Dove chi passa stringe i pugni e taglia corto

Dove lo Stato passa solo se c’è un morto

Dove la musica non esce da una viola

Ma dal tamburo freddo di una pistola”

Sono parole tratte dalla canzone Io sono nato qui contenuta nell’album Non trovo le parole di Maldestro che da oggi è possibile acquistare su Itunes oppure ascoltare su Spotify.

Quando il fetore in cui vivi si trasforma in poesia allora avrai donato alla tua terra un seme da cui nascerà un viola che spanderà il suo profumo tutto intorno.

Anche io come Maldestro sono nato qui, in una periferia simile alla sua e so quanta fatica ci vuole per non portarsi addosso quel tanfo che gli altri continuano a voler annusare anche quando non c’è.

Se tutto questo è diventato musica, se tante giurie gli hanno assegnato un premio Ciampi, De Andrè, SIAE, AFI e Musicultura vuole dire che non esiste una periferia e un centro, un luogo per fare poesia e uno per delinquere.

Queste sono cose che un padre come me non può non raccontare ai suoi figli perché occorre che sin da subito scovino quanto è bello il profumo delle viole.

La bellezza salverà il mondo, sostiene l’idiota di Dostoevskij, perché come scrive Maldestro, sempre in Io sono nato qui, la bellezza non alza la voce, ma si vede anche se non fai luce”.  

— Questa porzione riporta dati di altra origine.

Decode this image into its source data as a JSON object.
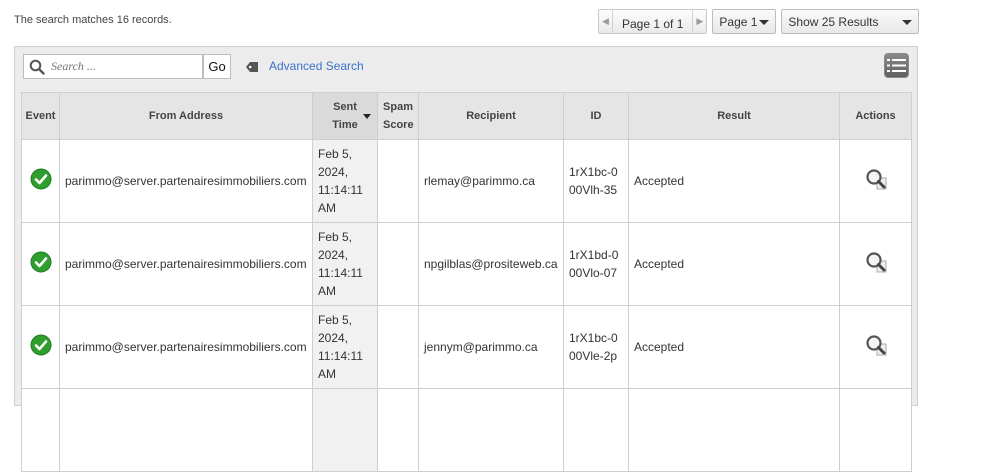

A questo punto, a papà, puoi raccontare storie di donne, di ubriachi, di uomini che perdono il lavoro o di quelli sfrattati, ma soprattutto d’amore, di quell’amore che non trova le parole o di quell’amore dannato. 

Pino Daniele e De Gregori hanno catturato con le loro parole in musica la bellezza quotidiana di tanti momenti vissuti, Maldestro mi ha fatto venire voglia di leggere ai miei figli una poesia prima della buona notte.